Le principe : un petit modèle pour alléger les gros
LLMLingua repose sur une observation simple : les LLM tolèrent une part importante de redondance dans leurs entrées. Un petit modèle de langage local (LLaMA 7B, GPT-2, ou plus petit) calcule la perplexité de chaque token et supprime ceux qui sont les plus prévisibles, donc les moins informatifs. Le prompt restant, parfois 5 à 20 fois plus court, est envoyé au modèle cible, GPT-4, Claude, ou un modèle open source servi via vLLM.
Trois variantes coexistent dans le projet :
- LLMLingua : compression token par token, rapide et générique
- LongLLMLingua : optimisé pour les très longs contextes (RAG, documents), avec réordonnancement des passages pertinents
- LLMLingua-2 : version supervisée, plus rapide encore, formée par distillation à partir de GPT-4
Ce que ça change en production
Les gains rapportés par l’équipe Microsoft tournent autour de 4x à 20x de compression selon le scénario, avec une perte de qualité négligeable sur les benchmarks classiques (LongBench, GSM8K, ZeroSCROLLS). Concrètement, cela ouvre plusieurs leviers :
- Réduction directe des coûts API : un prompt RAG de 8000 tokens passe à 1000 ou 2000, la facture suit
- Latence en baisse : moins de tokens en entrée, c’est aussi moins de temps de traitement côté serveur
- Fenêtres de contexte respectées : utile pour rester sous les limites de modèles plus petits ou auto-hébergés
- Économie d’énergie sur les déploiements self-hosted via Ollama, vLLM ou LiteLLM
Intégration dans une stack open source
LLMLingua s’installe en quelques lignes via pip et s’intègre naturellement avant l’appel au LLM, en aval du pipeline RAG (Qdrant, pgvector) et juste avant le routage. Dans une architecture d’agents, on peut le placer entre le reranker et l’appel final au modèle. Le projet expose une API Python claire :
from llmlingua import PromptCompressor
compressor = PromptCompressor(model_name="microsoft/llmlingua-2-xlm-roberta-large-meetingbank")
compressed = compressor.compress_prompt(prompt, rate=0.33)

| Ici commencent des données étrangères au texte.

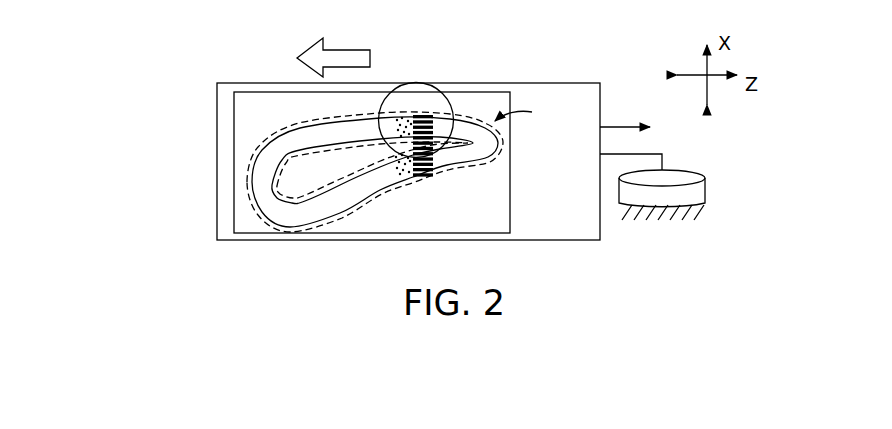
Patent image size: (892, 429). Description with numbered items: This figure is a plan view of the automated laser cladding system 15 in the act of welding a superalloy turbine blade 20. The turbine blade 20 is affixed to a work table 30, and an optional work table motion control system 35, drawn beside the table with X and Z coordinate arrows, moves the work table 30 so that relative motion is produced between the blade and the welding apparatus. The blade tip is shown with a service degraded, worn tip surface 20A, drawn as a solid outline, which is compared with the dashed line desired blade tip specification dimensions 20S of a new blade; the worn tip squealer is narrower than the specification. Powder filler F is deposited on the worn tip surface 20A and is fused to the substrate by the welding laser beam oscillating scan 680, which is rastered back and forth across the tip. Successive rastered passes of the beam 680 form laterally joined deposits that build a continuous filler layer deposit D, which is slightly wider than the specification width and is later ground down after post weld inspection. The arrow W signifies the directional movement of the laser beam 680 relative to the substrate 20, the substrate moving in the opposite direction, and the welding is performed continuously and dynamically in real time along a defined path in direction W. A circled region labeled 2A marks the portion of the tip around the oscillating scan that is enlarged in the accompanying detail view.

The automated laser cladding system 15 is at (178, 170).
The superalloy turbine blade 20 is at (221, 204).
The worn tip surface 20A is at (273, 198).
The desired blade tip specification dimensions 20S is at (296, 203).
The work table 30 is at (226, 117).
The work table motion control system 35 is at (683, 196).
The welding laser beam oscillating scan 680 is at (433, 118).
The section detail of FIG. 2A is at (462, 113).
The powder filler F is at (398, 120).
The continuous filler layer deposit D is at (522, 111).
The arrow indicating directional movement of the laser beam W is at (347, 57).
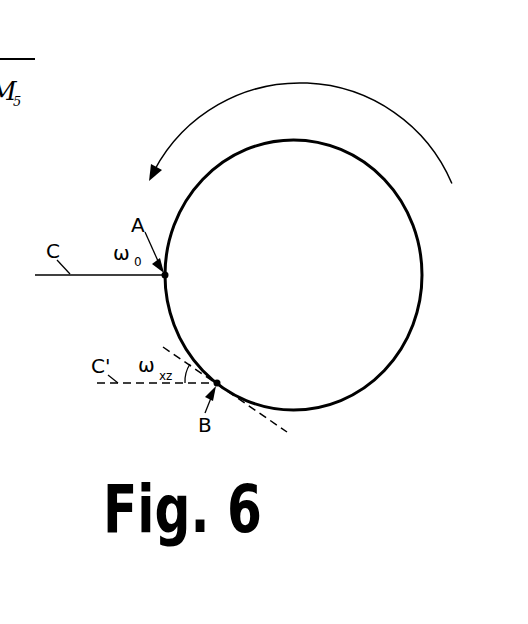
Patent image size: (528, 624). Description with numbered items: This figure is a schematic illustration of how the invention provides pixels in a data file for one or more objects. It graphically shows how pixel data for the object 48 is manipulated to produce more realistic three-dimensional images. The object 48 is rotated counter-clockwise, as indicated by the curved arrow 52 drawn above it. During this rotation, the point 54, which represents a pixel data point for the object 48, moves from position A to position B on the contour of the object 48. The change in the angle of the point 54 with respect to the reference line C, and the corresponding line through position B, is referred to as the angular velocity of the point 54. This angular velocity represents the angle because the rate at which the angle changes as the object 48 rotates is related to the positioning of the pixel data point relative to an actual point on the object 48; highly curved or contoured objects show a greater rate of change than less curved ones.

The object 48 is at (412, 270).
The arrow 52 is at (364, 97).
The point 54 is at (167, 275).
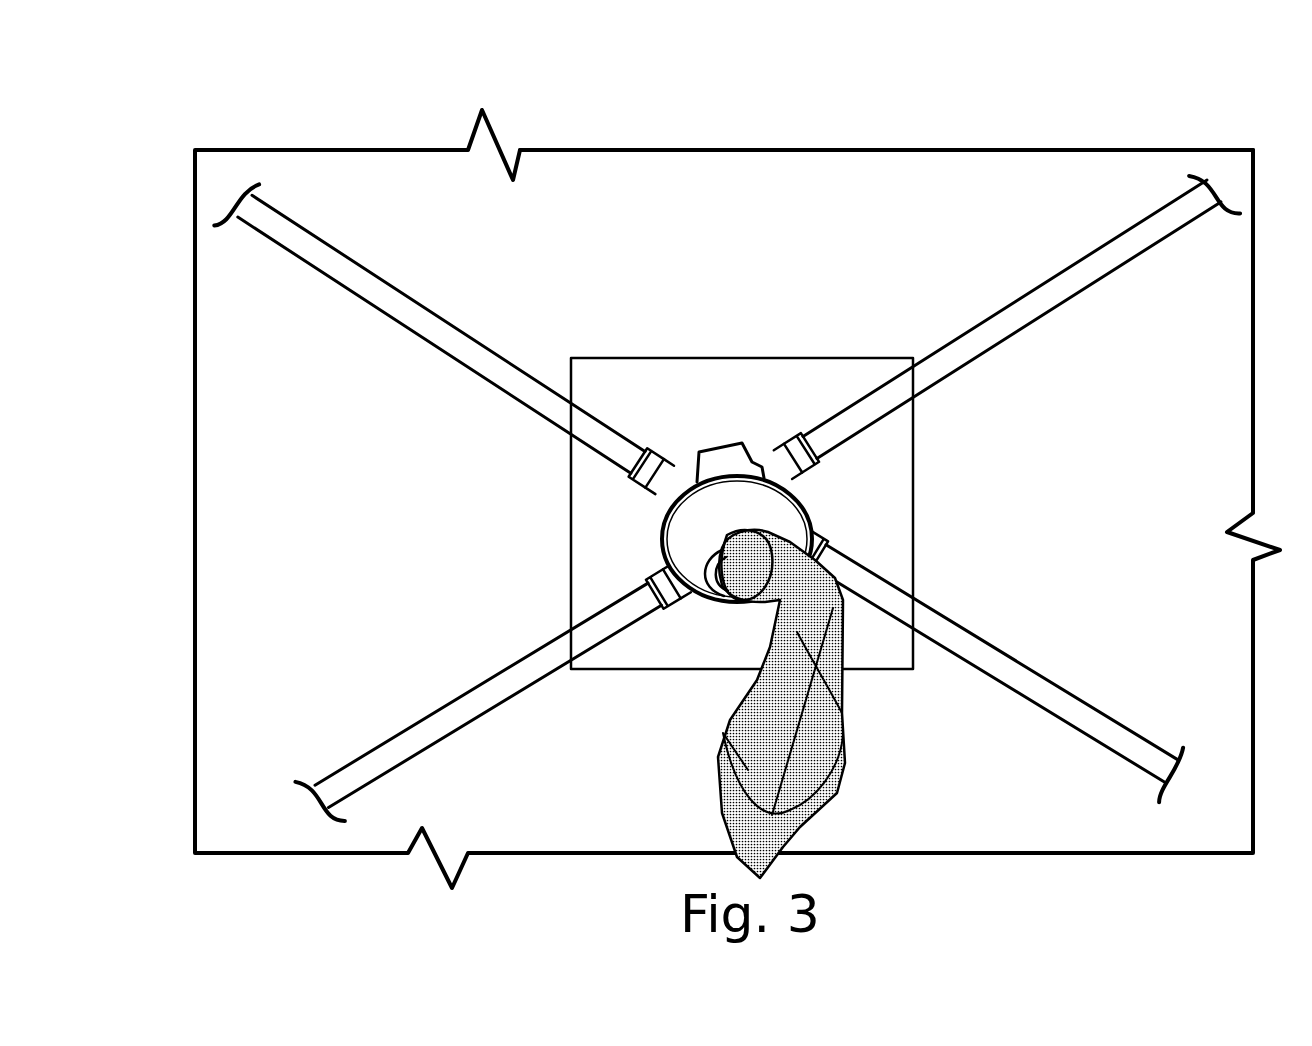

# compressed["compressed_prompt"] envoyé au LLM
Limites et points d’attention
La compression n’est pas magique : sur des prompts très structurés (JSON, code, instructions précises), elle peut casser la syntaxe. LLMLingua-2 corrige une partie de ce travers via un entraînement supervisé, mais il reste prudent de tester son pipeline avec un outil comme Promptfoo ou RAGAS avant de basculer en production. À noter aussi que le petit modèle de compression doit tourner quelque part, ce qui ajoute une dépendance matérielle modeste mais réelle.
Où LLMLingua trouve sa place
Dans une architecture IA mature, LLMLingua complète d’autres briques évoquées précédemment sur ce site : un pipeline RAG basé sur Qdrant et un reranker, une couche d’évaluation RAGAS, un routage Semantic Router pour aiguiller vers le bon modèle, et des tests Promptfoo en CI/CD. La compression de prompt est l’une de ces optimisations discrètes qui ne se voient pas dans les démos, mais qui changent l’économie d’un système en production.